Il secondo luogo in cui viene considerato da Ratzinger il nostro argomento è la seconda sezione dell’abilitazione, “Die Geschichtstheologie des heiligen Bonaventura”, (La teologia della storia in san Bonaventura), interamente dedicata al problema della teologia della storia di Bonaventura come frammento costitutivo della teologia della rivelazione. Alla fine di tale sezione, Ratzinger presenta la sua opinione sull’atteggiamento di Bonaventura nei confronti della filosofia, entrando explicite nel lungo e complicato dibattuto sull’argomento. Dopo aver riassunto e rifiutato le posizioni principali di Gilson, van Steenberghen, Robert e Venthey, Ratzinger abbozza il suo pensiero personale, che rappresenta la Gestalt finale della sua comprensione dell’atteggiamento di Bonaventura nei confronti della filosofia e della metafisica. Ratzinger non crede all’antiaristotelismo radicale di Bonaventura.11 Sostiene che ciò che cambiò nel suo atteggiamento intellettuale fu la scoperta del valore relativo di tutti gli approcci scolastici, filosofici e sistematico-teologici. Bonaventura non rigetta la filosofia né il metodo scolastico, “non rinuncia alla sua ricerca della correttezza”.12 Tale affermazione andrebbe vista come il frutto dello studio di Bonaventura da parte di Ratzinger: la realtà ultima della storia non è la speculazione metafisica, ma l’incontro reale con Cristo, il centro reale di tutto. In tal senso, la storia di Cristo è l’eruzione decisiva della dimensione escatologica:13 “poiché il ritorno del Primum degli esseri, richiesto dalla sua stessa natura, ha inizio davvero solo nell’atto storico-salvifico di Gesù Cristo”.14

In questa prospettiva risulta chiaro che il punto di partenza della soluzione di Ratzinger alla questione del rapporto tra ontologia, storia e teologia è cristologico. Essere creato e conoscenza umana (sia la filosofia sia la teologia) trovano in Cristo il proprio medium reducens storico. I segreti della storia e dell’essere possono essere illuminati soltanto nella sua prospettiva. Ciò è quanto Ratzinger ha imparato da Bonaventura.

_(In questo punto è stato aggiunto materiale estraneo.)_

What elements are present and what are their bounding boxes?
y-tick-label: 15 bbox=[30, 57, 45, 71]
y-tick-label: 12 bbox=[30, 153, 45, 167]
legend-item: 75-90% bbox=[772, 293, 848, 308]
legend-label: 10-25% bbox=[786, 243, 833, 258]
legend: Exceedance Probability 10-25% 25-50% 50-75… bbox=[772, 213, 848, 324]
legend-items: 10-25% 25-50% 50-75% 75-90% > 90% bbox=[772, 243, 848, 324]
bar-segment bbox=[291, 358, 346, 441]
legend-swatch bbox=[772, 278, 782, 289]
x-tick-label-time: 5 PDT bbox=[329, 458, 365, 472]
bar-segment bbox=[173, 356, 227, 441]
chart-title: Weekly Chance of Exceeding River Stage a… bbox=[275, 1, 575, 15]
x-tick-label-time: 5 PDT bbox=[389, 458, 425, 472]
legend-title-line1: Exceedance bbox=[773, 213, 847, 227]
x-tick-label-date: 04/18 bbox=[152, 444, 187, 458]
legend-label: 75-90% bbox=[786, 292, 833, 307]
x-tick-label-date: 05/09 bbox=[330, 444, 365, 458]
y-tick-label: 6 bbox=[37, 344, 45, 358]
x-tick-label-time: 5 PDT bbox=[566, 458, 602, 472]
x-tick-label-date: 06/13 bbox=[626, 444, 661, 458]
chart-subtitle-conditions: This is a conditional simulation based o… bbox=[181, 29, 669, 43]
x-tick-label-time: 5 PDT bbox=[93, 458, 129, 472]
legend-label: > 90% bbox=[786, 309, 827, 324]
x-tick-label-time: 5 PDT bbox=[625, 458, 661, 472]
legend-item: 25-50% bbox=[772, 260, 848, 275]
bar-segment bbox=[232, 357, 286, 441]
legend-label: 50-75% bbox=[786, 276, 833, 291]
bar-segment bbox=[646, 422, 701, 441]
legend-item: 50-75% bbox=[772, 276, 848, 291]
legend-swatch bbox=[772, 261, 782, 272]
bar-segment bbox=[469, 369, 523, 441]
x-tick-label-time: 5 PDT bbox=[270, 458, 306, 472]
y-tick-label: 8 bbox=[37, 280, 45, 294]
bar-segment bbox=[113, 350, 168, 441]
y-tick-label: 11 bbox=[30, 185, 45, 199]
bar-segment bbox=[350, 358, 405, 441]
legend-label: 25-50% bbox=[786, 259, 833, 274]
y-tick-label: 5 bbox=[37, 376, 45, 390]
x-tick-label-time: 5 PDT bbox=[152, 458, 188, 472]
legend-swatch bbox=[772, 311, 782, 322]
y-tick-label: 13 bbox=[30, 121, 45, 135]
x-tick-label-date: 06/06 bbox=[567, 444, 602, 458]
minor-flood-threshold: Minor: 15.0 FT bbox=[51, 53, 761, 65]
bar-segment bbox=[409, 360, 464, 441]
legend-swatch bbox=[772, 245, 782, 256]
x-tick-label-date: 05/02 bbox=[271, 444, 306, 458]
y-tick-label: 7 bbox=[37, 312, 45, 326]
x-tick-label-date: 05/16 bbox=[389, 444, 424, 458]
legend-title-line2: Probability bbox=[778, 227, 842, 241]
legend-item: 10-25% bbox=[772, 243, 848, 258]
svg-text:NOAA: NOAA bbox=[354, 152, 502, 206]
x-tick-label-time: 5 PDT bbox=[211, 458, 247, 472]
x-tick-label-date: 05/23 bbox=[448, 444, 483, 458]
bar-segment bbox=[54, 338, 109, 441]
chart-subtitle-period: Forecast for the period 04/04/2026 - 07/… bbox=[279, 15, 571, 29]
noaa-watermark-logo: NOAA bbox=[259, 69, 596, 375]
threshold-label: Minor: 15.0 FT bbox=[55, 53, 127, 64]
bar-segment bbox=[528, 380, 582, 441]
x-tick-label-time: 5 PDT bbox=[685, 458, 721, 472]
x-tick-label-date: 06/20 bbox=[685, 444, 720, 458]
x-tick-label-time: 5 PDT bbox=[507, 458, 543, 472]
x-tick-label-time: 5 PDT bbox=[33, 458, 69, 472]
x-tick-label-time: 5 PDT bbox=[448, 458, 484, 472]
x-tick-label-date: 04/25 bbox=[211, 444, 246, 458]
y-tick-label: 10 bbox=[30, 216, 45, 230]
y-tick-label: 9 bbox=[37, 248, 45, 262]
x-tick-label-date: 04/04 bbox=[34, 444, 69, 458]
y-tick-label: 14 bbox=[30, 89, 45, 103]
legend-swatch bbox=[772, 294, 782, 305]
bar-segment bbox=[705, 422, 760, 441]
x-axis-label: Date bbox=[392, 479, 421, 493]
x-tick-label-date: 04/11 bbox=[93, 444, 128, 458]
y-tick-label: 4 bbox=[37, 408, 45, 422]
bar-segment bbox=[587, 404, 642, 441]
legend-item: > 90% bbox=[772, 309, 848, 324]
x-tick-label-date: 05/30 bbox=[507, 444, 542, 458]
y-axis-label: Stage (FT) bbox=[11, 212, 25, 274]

La crisi del Sessantotto e la ricerca dell’essenza del cristianesimo

Uno dei luoghi privilegiati per indagare sulla comprensione di Ratzinger dell’ontologia, della storia e del pensiero ontologico e storico è, senza dubbio, la sua famosa Introduzione, pubblicata per la prima volta nel 1968 e accompagnata da due saggi raccolti in seguito nei Principi di teologia cattolica. Le lezioni raccolte in questo volume sono la risposta diretta di Ratzinger al tumulto della Rivoluzione culturale liberale, che ha lasciato il segno nell’universo delle scienze, teologia inclusa. Nella prospettiva dell’invenzione di una nuova ermeneutica teologica segnata da versioni popolari del marxismo recentemente riscoperto, Ratzinger fa un tentativo di far capire ai suoi studenti che abbiamo ancora bisogno di tornare alle fonti di pensiero e di interpretazione della tradizione cristiana, se vogliamo conoscere la verità circa la visione cristiana del mondo. La diagnosi fondamentale presentata nel libro è molto semplice: per comprendere propriamente il significato reale del cristianesimo, bisogna ritornare al suo costituirsi come fede. Il cristianesimo, secondo Ratzinger, è fede. A costituire la sua essenza è credere o lasciarsi guidare da una più ampia prospettiva storica e tradizionale di Credo cristiano. Il Symbolon esprime la struttura della fede15 ed è uno dei punti di riferimento più importanti per chiunque voglia immergersi nel profondo oceano della vita e del significato cristiani.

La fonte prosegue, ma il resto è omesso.